Hortonworks’ Arun Murthy Shares IT Predictions for 2019


Arun Murthy—CPO and co-founder of Hortonworks—who will also serve as CPO at Cloudera after the merger is complete—recently shared his thoughts on what’s ahead for 2019. According to Murthy, data at the edge, AI, IoT, open source, and cloud will all factor in strongly in organizations’ plans for analytics and governance.

Enterprises will get serious about the Edge - Beyond the firewall is still the Wild West for many organizations. It’s unknown, ungoverned, and not being taken full advantage of. More emphasis is going to be put on securing, managing and governing data at the edge and those that do this well will have a competitive advantage over those who only capture value from local data.

It’s AI Inside - On scale of 1 to 10 with 10 being AI/ML has matured for the enterprise, in 2019 we’ll be at earlier points in the scale. People-skills and processes needs to advance and getting tangible value needs to become simpler so that users can focus on business outcomes rather than complex technical details.  And as data integrity is the foundation of successful ML/AI applications, organizations will need to implement a higher degree of governance and control over their data inputs when its volume is rising so quickly. Vendors will also adapt by increasingly leveraging AI/ML inside products to help drive value, and quickly.

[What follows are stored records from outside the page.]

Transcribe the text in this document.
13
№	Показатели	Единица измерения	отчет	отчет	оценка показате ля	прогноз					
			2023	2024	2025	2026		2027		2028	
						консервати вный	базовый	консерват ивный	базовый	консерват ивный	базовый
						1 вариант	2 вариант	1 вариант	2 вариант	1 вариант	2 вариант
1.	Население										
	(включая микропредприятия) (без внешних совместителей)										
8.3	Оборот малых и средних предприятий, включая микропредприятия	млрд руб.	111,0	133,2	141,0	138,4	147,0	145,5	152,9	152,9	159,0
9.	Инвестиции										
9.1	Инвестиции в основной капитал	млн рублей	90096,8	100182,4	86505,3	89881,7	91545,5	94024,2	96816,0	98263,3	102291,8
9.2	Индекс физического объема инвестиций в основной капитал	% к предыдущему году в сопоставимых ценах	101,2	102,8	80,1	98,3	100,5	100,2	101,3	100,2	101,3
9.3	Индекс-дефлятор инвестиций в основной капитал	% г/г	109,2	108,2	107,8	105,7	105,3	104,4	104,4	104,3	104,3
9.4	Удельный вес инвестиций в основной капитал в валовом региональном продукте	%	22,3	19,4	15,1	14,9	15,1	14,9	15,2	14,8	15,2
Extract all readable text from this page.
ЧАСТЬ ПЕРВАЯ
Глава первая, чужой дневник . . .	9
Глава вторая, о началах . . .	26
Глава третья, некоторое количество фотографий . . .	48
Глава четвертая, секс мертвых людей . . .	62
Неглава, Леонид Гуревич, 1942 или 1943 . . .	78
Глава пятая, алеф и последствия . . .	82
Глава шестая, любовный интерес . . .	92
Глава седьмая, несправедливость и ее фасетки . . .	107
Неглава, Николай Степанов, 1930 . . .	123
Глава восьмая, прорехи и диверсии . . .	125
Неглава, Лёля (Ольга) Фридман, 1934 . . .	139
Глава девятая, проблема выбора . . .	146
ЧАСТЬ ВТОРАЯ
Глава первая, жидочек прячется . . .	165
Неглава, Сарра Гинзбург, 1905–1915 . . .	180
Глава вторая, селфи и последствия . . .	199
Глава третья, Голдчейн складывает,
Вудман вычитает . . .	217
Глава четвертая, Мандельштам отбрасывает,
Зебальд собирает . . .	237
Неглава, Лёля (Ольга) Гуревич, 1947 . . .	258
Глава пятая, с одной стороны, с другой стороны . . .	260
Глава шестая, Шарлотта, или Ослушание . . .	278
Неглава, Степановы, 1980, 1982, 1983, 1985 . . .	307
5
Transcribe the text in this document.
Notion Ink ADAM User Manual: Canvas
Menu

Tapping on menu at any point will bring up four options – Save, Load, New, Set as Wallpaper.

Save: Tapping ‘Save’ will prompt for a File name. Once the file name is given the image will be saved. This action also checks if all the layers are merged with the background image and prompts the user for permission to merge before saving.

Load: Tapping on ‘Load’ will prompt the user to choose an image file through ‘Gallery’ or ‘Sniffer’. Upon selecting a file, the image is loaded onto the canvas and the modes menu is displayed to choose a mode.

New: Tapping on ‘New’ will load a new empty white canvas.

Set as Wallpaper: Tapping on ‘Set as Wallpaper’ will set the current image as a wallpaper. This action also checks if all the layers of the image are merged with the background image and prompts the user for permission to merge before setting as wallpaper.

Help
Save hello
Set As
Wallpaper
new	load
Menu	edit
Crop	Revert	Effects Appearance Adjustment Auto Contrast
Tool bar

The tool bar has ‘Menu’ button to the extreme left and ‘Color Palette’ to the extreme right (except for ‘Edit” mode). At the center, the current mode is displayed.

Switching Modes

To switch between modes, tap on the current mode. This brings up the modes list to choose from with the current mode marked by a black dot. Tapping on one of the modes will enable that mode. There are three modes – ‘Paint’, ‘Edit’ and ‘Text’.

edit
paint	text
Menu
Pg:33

IoT: Edge computing & cloud harmony - In typical industrial IoT scenarios, the analytics functions are distributed across various edge devices and cloud services. The more important fast reactions and real-time capabilities are, the more important becomes edge computing. The cloud, on the other hand, is the central data collection point for business analytics, machine learning and process control. Organizations will work out the right mix of edge computing and cloud look like as real-time analytics at the edge becomes ever more important to new dynamic and modern business models. 

Open source business models will adapt in the cloud - Gartner predicts that 95% of IT will use open source in mission-critical portfolios in the future, as practical concerns around vendor lock-in, staffing challenges and evolving pricing models are forcing data and analytics leaders to re-evaluate their database management system investment as part of their larger data management strategy. Open source competition will heat in up in this era of cloud as vendors weigh consuming and contributing with their business models.